On Wed, 14 Jul 2004 03:48:15 -0500 (CDT)  Jeffrey Freschl wrote:

> When a Startd receives a direct query (e.g., condor-status -direct
> balthazar) it first generates a new ClassAd that will contain all of
> its attributes.  I'm confused as to whether it re-calculates values for
> all of its attributes, or if it only re-calculates stale attributes?

it recomputes everything that changes dynamically.  e.g. it finds out
the current load average and idle time, but it doesn't recompute how
much physical RAM is in the machine.  "stale" is sort of hard to
define in this case, but effectively, yes, it recomputes everything
that's "stale".

> This line of code is what is confusing me (located in ResMgr.C
> ResMgr::makeAdList):
> 
>                 // Make sure everything is current
>         compute( A_TIMEOUT | A_UPDATE );

if you don't care about the internals of the startd, stop reading
now... ;)

granted, this stuff is confusing.  basically, most objects within the
startd support a compute() method to compute values for whatever stuff
that object is keeping track of, and a publish() method that publishes
values into a given classad.  both take this bitmask (amask_t, short
for "attribute mask type") to specify exactly what kind of work they
should do (what attributes we care about).

the problem is that the kind of info the startd keeps track of
(especially in an SMP) is very complicated.  we don't want to
recompute everything all the time, or it'd get too expensive.  so,
part of the bitmask specifies what "frequency" we're computing for,
and part of it can specify special kinds of attributes we have to
handle differently.

in terms of the frequency, some things can change all the time, and
are often used in policy expressions.  those things need to be
recomputed at every *timeout*.  this includes keyboard activity, load
average, etc.  some things don't change very often, and aren't usually
used in policy expressions, so we only recompute them when we're going
to publish a new *update* to the outside world (e.g. free swap and
disk space on the machine).  some things are *static*, and never
change, so we only have to compute them once (though we recompute on
reconfig, in case the configuration changes in a way that effects
them), for example, RAM, ARCH, OPSYS, etc.  terms i enclosed in '*'
are the names used for the bits (check out ResAttributes.h).

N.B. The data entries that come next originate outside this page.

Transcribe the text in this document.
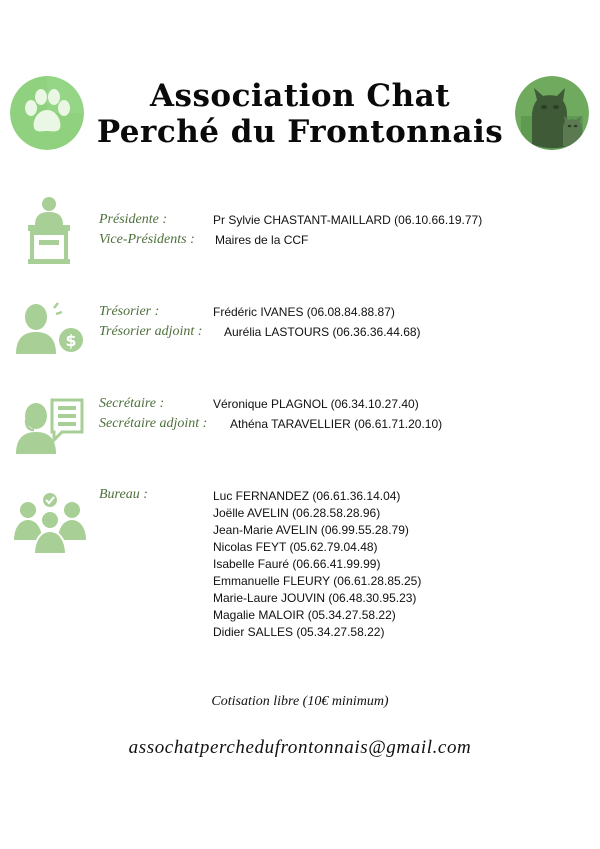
Association Chat
Perché du Frontonnais
$
Présidente :	Pr Sylvie CHASTANT-MAILLARD (06.10.66.19.77)
Vice-Présidents : Maires de la CCF
Trésorier :	Frédéric IVANES (06.08.84.88.87)
Trésorier adjoint : Aurélia LASTOURS (06.36.36.44.68)
Secrétaire :	Véronique PLAGNOL (06.34.10.27.40)
Secrétaire adjoint : Athéna TARAVELLIER (06.61.71.20.10)
Bureau :	Luc FERNANDEZ (06.61.36.14.04)
Joëlle AVELIN (06.28.58.28.96)
Jean-Marie AVELIN (06.99.55.28.79)
Nicolas FEYT (05.62.79.04.48)
Isabelle Fauré (06.66.41.99.99)
Emmanuelle FLEURY (06.61.28.85.25)
Marie-Laure JOUVIN (06.48.30.95.23)
Magalie MALOIR (05.34.27.58.22)
Didier SALLES (05.34.27.58.22)
Cotisation libre (10€ minimum)
assochatperchedufrontonnais@gmail.com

in terms of special types of attributes, some things are *shared*
attributes which are system-wide values that are shared among all the
slots (RAM is a good example... first you have to figure out the total
RAM on the machine, then you divide it up for each slot according to
the configuration).  some attributes are *summed* attributes, which
are computed individually for each slot, and then the total is
computed by adding up all the values (e.g. CondorLoadAverage).  some
attributes are *evaluated*, which means they're just classad
expressions that are evaluated for each slot.  it's actually a
completely insane process to get all of this right for an SMP.  the
interested reader can check out:

ResMgr::compute()  [ResMgr.C, line 1207]

it should be slightly better commented than it is, particularly the
first real code block involving lots of bitmask manipulations. ;)
but, hopefully it's somewhat clear.  enjoy.